La situation peut être inversée, on peut aussi prêter un quelque chose et le détruire après signature du contrat.

Pour expliquer cela je vous présente la méthode drop(). Elle est disponible dans la librairie standard et est la plus simple qui puisse exister.

fn drop<T>(_x: T) {}

Elle prend la propriété de ce qu'on lui donne et drop _x.

T signifie n'importe quel type, nous verrons cela en profondeur dans un prochain article.

Allons-y

fn main() {
    let toto = Toto;
    let toto_ref = &toto;
    drop(toto);
    lend(toto_ref);
}

fn lend(toto: &Toto) {
    println!("Lend!")
}

Le borrow checker est vraiment pas content ! 👹

error[E0505]: cannot move out of `toto` because it is borrowed
   |
   |     let toto_ref = &toto;
   |                    ----- borrow of `toto` occurs here
   |     drop(toto);
   |          ^^^^ move out of `toto` occurs here
   |     lend(toto_ref);
   |          -------- borrow later used here

Et à raison, on définit un prêt à lend et dans son dos avant qu'il puisse l'utiliser toto sort du contexte de main est déplacé dans drop qui le détruit.

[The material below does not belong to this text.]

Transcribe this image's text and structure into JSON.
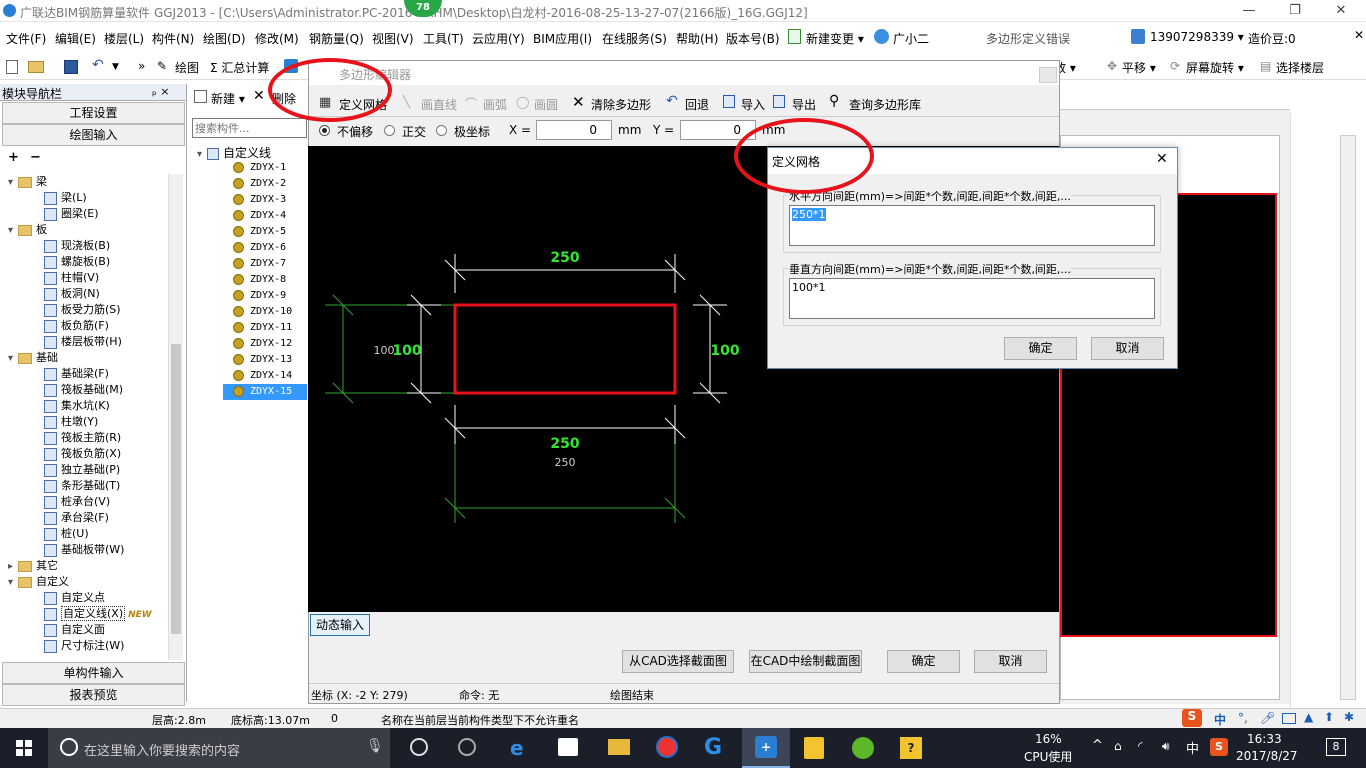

Votre propriétaire à vendu votre appart à une autre personne qui décide de le détruire alors que votre bail n'est pas fini.

On prête en l'état

Lorsque vous signez un contrat de bail et que vous obtenez la clef, vous attendez à ce que le propriétaire ne rentre pas avec son double de clefs sans votre autorisation et commence à modifier la déco de votre appart.

Et bien Rust, c'est pareil. Si vous prêtez quelque chose, tant que le prêt n'est pas expiré, vous n'avez pas le droit de modifier ce que vous avez prêté !

Pour rigidifier cet état de fait on demande à main une clause supplémentaire de non-modification de l'état de ce qui prêté.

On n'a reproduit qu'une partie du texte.